Mezuniyet Balosu

0 0 0
                                    

Lucy ve Suzy uyandı ve "Geldik mi?" diye sordu Suzy.

"Galiba evet." dedi Lucy ve Marco'yu uyandırmak için onu salladı. "Marco hadi uyan. Geri geldik."

Marco uyandı. "Sonunda..." dedi ve Lucy'ye sarıldı.

Suzy ise Daniel'i uyandırmak için onu salladı. "Daniel geri geldik."
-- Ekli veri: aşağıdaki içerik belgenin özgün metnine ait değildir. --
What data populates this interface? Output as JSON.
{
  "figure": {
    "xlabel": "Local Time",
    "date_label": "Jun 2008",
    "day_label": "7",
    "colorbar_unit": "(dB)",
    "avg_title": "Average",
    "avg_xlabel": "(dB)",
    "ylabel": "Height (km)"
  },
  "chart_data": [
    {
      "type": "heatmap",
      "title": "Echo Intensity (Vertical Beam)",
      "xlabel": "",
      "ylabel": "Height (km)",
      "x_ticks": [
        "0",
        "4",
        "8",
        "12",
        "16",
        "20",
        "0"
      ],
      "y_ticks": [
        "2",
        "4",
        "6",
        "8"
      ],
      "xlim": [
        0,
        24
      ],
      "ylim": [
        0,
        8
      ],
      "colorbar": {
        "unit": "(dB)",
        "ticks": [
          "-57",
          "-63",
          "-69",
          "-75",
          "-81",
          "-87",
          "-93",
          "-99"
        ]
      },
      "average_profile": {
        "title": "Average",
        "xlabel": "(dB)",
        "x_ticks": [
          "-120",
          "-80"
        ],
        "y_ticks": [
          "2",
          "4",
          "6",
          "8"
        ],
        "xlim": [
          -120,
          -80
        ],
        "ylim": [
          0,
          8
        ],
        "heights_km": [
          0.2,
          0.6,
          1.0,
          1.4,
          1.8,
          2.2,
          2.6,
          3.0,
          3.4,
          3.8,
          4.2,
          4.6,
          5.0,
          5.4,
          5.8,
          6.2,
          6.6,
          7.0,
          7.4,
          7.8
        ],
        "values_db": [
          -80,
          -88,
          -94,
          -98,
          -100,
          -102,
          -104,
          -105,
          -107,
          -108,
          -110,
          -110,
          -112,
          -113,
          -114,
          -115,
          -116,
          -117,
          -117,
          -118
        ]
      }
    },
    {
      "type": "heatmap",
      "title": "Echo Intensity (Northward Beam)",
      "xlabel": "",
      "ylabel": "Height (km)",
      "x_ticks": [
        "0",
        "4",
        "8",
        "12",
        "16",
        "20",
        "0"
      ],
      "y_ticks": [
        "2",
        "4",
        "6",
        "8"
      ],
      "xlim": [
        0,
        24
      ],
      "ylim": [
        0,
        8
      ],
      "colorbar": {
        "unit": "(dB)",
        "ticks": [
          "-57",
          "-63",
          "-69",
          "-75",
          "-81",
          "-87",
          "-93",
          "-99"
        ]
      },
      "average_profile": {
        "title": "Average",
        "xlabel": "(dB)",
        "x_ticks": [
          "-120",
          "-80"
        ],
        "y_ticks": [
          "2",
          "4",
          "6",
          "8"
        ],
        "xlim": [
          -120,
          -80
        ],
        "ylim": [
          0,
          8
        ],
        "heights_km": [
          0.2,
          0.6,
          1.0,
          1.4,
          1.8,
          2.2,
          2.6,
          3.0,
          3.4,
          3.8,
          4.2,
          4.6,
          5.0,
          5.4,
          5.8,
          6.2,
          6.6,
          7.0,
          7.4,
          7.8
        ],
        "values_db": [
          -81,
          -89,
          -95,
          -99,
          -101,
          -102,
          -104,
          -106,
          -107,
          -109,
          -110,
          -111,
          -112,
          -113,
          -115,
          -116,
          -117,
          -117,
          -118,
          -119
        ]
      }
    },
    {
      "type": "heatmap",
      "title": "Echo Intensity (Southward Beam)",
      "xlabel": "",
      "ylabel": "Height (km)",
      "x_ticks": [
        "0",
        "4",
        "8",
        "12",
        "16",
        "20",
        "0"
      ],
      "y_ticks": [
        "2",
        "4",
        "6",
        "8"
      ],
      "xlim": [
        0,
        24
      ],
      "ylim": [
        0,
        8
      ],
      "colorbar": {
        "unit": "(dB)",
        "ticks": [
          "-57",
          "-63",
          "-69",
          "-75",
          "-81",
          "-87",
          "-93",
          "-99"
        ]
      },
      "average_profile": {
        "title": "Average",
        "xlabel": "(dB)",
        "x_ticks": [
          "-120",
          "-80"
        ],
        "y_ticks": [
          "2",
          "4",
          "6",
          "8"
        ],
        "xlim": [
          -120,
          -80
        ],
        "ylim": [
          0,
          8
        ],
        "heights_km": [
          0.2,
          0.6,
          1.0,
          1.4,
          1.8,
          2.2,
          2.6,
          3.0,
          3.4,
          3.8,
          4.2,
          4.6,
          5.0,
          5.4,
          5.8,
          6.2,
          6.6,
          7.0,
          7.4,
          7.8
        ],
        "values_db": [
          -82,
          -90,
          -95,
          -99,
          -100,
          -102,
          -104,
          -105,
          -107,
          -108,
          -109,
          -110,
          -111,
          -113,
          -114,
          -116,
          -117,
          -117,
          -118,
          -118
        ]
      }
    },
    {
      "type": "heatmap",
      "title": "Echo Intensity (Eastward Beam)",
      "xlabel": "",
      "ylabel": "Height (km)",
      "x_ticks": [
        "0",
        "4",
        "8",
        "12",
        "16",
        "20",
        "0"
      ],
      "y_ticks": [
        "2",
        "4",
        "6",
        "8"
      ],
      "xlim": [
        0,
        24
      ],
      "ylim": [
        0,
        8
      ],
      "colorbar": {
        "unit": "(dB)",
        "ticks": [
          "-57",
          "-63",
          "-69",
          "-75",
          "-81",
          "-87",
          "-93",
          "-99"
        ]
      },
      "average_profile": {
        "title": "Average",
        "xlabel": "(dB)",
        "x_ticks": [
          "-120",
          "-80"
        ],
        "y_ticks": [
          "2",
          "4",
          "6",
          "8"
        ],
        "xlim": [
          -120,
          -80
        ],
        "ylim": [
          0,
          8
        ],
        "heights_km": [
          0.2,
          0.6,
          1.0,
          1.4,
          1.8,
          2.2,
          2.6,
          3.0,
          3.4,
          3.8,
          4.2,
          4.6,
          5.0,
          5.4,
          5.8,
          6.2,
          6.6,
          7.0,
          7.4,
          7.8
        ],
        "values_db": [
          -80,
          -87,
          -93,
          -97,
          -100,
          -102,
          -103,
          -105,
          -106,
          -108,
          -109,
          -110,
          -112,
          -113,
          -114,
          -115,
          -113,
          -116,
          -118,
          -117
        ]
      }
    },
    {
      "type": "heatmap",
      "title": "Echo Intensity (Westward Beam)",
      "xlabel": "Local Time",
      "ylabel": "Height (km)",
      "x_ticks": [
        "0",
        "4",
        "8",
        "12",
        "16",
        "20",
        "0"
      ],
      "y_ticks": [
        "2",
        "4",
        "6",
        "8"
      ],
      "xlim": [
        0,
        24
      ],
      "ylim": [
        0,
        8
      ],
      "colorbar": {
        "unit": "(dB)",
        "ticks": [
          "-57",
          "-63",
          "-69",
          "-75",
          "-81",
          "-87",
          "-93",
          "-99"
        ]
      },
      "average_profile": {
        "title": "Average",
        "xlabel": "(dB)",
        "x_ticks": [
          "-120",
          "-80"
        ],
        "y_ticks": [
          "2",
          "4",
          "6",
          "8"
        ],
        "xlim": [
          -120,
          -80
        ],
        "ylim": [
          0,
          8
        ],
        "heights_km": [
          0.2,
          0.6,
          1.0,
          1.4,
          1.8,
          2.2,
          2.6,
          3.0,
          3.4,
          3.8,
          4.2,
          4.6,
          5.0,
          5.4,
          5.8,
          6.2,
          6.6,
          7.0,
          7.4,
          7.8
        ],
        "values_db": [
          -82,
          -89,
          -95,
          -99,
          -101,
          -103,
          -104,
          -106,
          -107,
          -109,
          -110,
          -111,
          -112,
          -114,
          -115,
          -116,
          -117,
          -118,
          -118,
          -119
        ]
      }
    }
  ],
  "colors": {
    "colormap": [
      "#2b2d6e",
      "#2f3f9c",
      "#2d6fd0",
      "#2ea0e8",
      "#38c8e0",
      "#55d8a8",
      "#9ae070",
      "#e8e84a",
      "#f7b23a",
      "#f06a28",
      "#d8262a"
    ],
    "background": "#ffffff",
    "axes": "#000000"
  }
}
Daniel uyandı ve "Bu hem tuhaf hem harika bir şeydi."

"Biliyorum." dedi Suzy.

O sırada Marco'nun telefonu çaldı. "Mason arıyor." dedi bıkkın bir şekilde. Telefonu açtı. Hoparlörlere tıkladı. "Merhaba Mason."

"Buraya gelin... Hemen." dedi Mason ve telefonu kapattı.

"Bu ne kadar kötü bir şey?" diye sordu Daniel.

"Bunun cevabını ben de bilmiyorum." dedi Marco.

...

"Birinci yanlışlıkla olabilir. Kabul ederim. Ama nasıl ikinci kez gittiniz?" diye sordu Mason sinirli bir şekilde.

"Bir şeyi düzeltmek istiyorum. Bu benim için ilk seferdi." dedi Marco utangaç bir şekilde.

"Öyle mi Marco? Kusura bakma... Ben senin anne ve babana kaç tane yalan söylediğim hakkında bir fikrin var mı?"

"Az önce de aynı şeyi söyledin." diye fısıldadı Marco.

"Bu arada bu kim?" diye sordu Mason Daniel'i göstererek.

"Erkek arkadaşım Daniel. Aradığın zaman yanımdaydı." dedi Suzy.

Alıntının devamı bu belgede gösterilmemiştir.